Page:Zevaco - Triboulet, 1901.djvu/52

Le texte de cette page a été corrigé et est conforme au fac-similé.
54
TRIBOULET

Il dédaigna d’ailleurs de répondre et poussa son cheval.

Cette fois, la Gypsie n’essaya plus de l’arrêter.

Mais si le comte de Monclar se fût retourné à ce moment, il eût sans doute frissonné de terreur, lui, l’impassible sous le regard de haine effroyable que lui dardait l’étrange vieille…

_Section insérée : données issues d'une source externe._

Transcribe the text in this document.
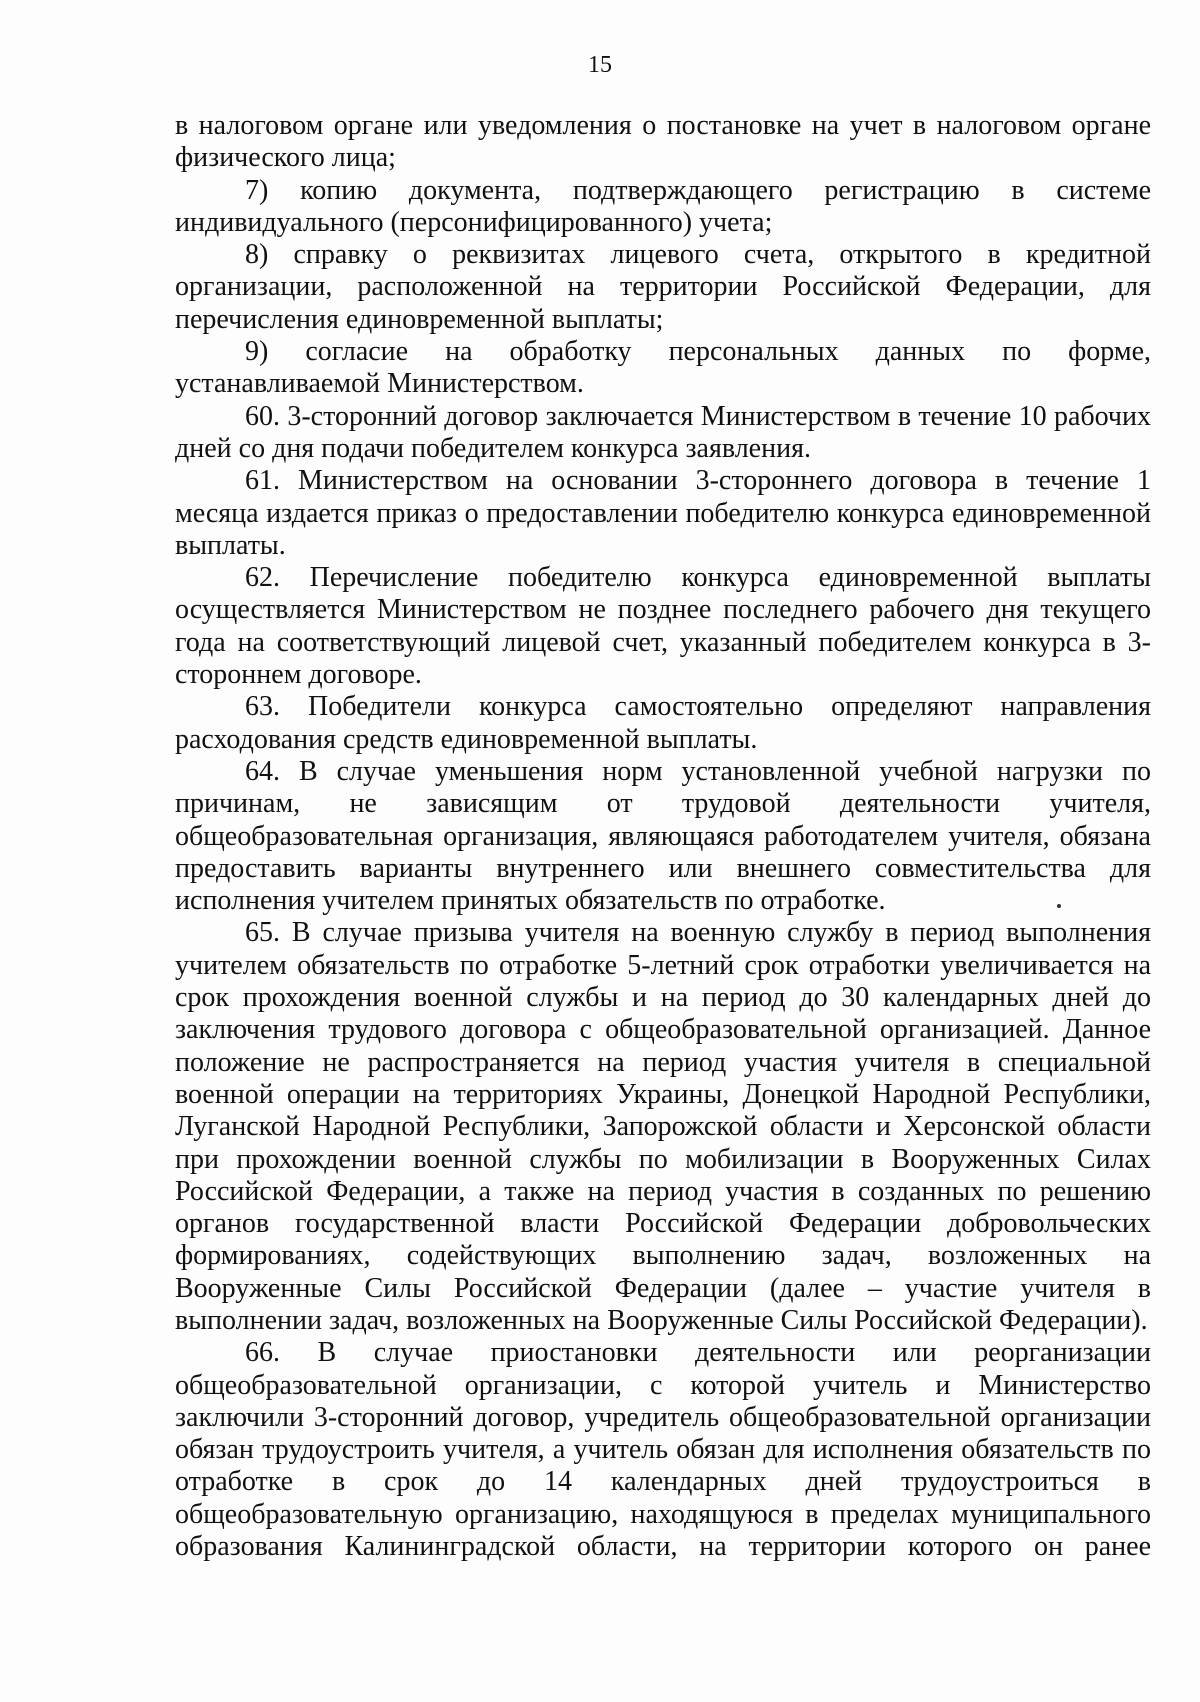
15

в налоговом органе или уведомления о постановке на учет в налоговом органе физического лица;

7) копию документа, подтверждающего регистрацию в системе индивидуального (персонифицированного) учета;

8) справку о реквизитах лицевого счета, открытого в кредитной организации, расположенной на территории Российской Федерации, для перечисления единовременной выплаты;

9) согласие на обработку персональных данных по форме, устанавливаемой Министерством.

60. 3-сторонний договор заключается Министерством в течение 10 рабочих дней со дня подачи победителем конкурса заявления.

61. Министерством на основании 3-стороннего договора в течение 1 месяца издается приказ о предоставлении победителю конкурса единовременной выплаты.

62. Перечисление победителю конкурса единовременной выплаты осуществляется Министерством не позднее последнего рабочего дня текущего года на соответствующий лицевой счет, указанный победителем конкурса в 3-стороннем договоре.

63. Победители конкурса самостоятельно определяют направления расходования средств единовременной выплаты.

64. В случае уменьшения норм установленной учебной нагрузки по причинам, не зависящим от трудовой деятельности учителя, общеобразовательная организация, являющаяся работодателем учителя, обязана предоставить варианты внутреннего или внешнего совместительства для исполнения учителем принятых обязательств по отработке.

65. В случае призыва учителя на военную службу в период выполнения учителем обязательств по отработке 5-летний срок отработки увеличивается на срок прохождения военной службы и на период до 30 календарных дней до заключения трудового договора с общеобразовательной организацией. Данное положение не распространяется на период участия учителя в специальной военной операции на территориях Украины, Донецкой Народной Республики, Луганской Народной Республики, Запорожской области и Херсонской области при прохождении военной службы по мобилизации в Вооруженных Силах Российской Федерации, а также на период участия в созданных по решению органов государственной власти Российской Федерации добровольческих формированиях, содействующих выполнению задач, возложенных на Вооруженные Силы Российской Федерации (далее – участие учителя в выполнении задач, возложенных на Вооруженные Силы Российской Федерации).

66. В случае приостановки деятельности или реорганизации общеобразовательной организации, с которой учитель и Министерство заключили 3-сторонний договор, учредитель общеобразовательной организации обязан трудоустроить учителя, а учитель обязан для исполнения обязательств по отработке в срок до 14 календарных дней трудоустроиться в общеобразовательную организацию, находящуюся в пределах муниципального образования Калининградской области, на территории которого он ранее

Le grand prévôt songeait :

— Le renseignement est bon ! Lanthenay reçu chez Dolet ! Nous ferons d’une pierre deux coups…

Au moment où Monclar et son escorte disparaissaient au tournant de la rue Saint-Denis, un jeune homme sortit d’une maison, et, apercevant la vieille Gypsie, s’avança vers elle.

La Gypsie ne le vit pas venir. Elle était toute aux sentiments qui ravageaient sans doute à cette minute son cœur et son esprit.

Le jeune homme, en approchant de la vieille, eut un regard de pitié et de répulsion à la fois.

Il la toucha à l’épaule.

Elle eut un tressaillement violent, comme si, d’un rêve lointain, elle eût été trop vite ramenée à la réalité.

— Lanthenay ! balbutia-t-elle en passant sa main sèche sur son front creusé d’innombrables petites rides.

— Que faisais tu là, mère Gypsie ? demanda le jeune homme d’une voix douce et grave

— Rien, mon enfant… Tu sais… J’aime à vaguer par les rues… c’est un souvenir de ma vie errante de jadis… alors que j’allais sur les grandes routes… avec mon homme…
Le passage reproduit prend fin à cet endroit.